Naturally, these two worlds must collide to create the initial conflict in the story. This has a ripple effect when one savage is brought to New London. He refuses to become connected to the social body – with an ocular camera that allows everyone to see everyone else, and everyone able to see through your eyes, which is pure horror – but as something of a freakish sideshow novelty, he roams New London freely.
In doing so, he connects with the lower castes (the Brave New World society is based on a caste system, Alphas, Betas, Gammas, Deltas and Epsilons), unintentionally sowing the seeds of anarchy by simply speaking his mind, and expressing his distaste for the inequality. He doesn’t seem to have a problem with his Gamma manservant though, who makes a great chicken pot pie.

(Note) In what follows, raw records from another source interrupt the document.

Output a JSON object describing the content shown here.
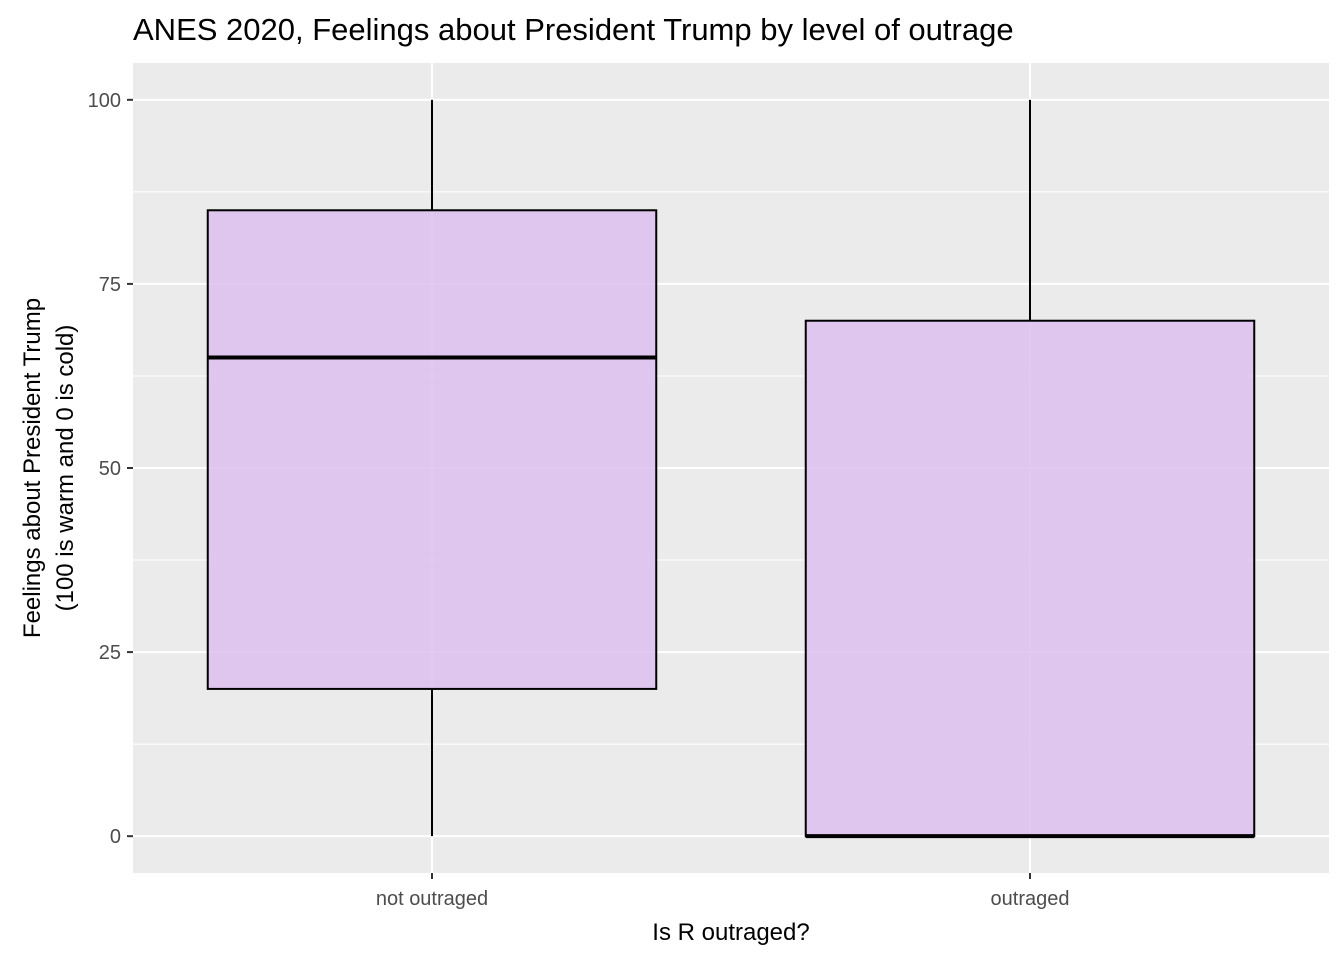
{
  "chart_data": {
    "type": "boxplot",
    "title": "ANES 2020, Feelings about President Trump by level of outrage",
    "xlabel": "Is R outraged?",
    "ylabel_lines": [
      "Feelings about President Trump",
      "(100 is warm and 0 is cold)"
    ],
    "categories": [
      "not outraged",
      "outraged"
    ],
    "boxes": [
      {
        "category": "not outraged",
        "min": 0,
        "q1": 20,
        "median": 65,
        "q3": 85,
        "max": 100
      },
      {
        "category": "outraged",
        "min": 0,
        "q1": 0,
        "median": 0,
        "q3": 70,
        "max": 100
      }
    ],
    "ylim": [
      -5,
      105
    ],
    "y_ticks": [
      0,
      25,
      50,
      75,
      100
    ],
    "y_minor_ticks": [
      12.5,
      37.5,
      62.5,
      87.5
    ],
    "grid": true,
    "legend": "none",
    "colors": {
      "panel_background": "#ebebeb",
      "grid": "#ffffff",
      "box_fill": "#dcbfee",
      "box_stroke": "#000000",
      "tick_text": "#4d4d4d",
      "tick_mark": "#333333"
    }
  }
}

“Alphas make decisions, Betas bring the fun, Gammas provide the catering, and lowly Epsilons clean up the mess. It’s a neat dystopian order that is thrown into disarray when alpha Bernard (Harry Lloyd) and beta Lenina (Jessica Brown Findlay, Lady Sybil in Downton Abbey) return from an ill-fated trip to the exotic Savage Lands with a refugee ‘savage’ John (Alden Ehrenreich) in tow,” says Empire.
Add a love triangle – although this is an unknown concept for New Londoners – and all this free will and thinking for oneself threaten to bring a carefully constructed society crumbling down.
“The setup of both worlds, as well as their denizens’ lives, provides a fantastic hook, but it’s the consequence-filled convergence of the characters’ paths that’ll ultimately reel you in. While it leans more toward late-night guilty pleasure viewing than thought-provoking art, Brave New World still offers a satisfying binge that fans will eat up,” says Common Sense Media.
Also in the cast are Demi Moore, as John’s mother with a secret, and Joseph Morgan (vampire Klaus in The Originals).
Another fun fact: Brave New World is one of the most-banned books in the US. In this very old article in The Guardian, we learn “Huxley’s vision of a totalitarian future comes third on American Library Association’s list of 2010’s ‘most challenged’ books.” It was more than a decade ago, but the banning of books continues today.
“Be it the removal of the Holocaust graphic novel Maus from a Tennessee school district’s eighth-grade curriculum or attempts to yank classics like The Handmaid’s Tale from library shelves, incidents of grassroots (and mostly conservative) pressure against schools to control the materials children can access have seemingly grown in frequency and intensity,” says Vox in an article dated February 2022.
The Handmaid’s Tale is on Showmax, considered to be dystopian. You decide.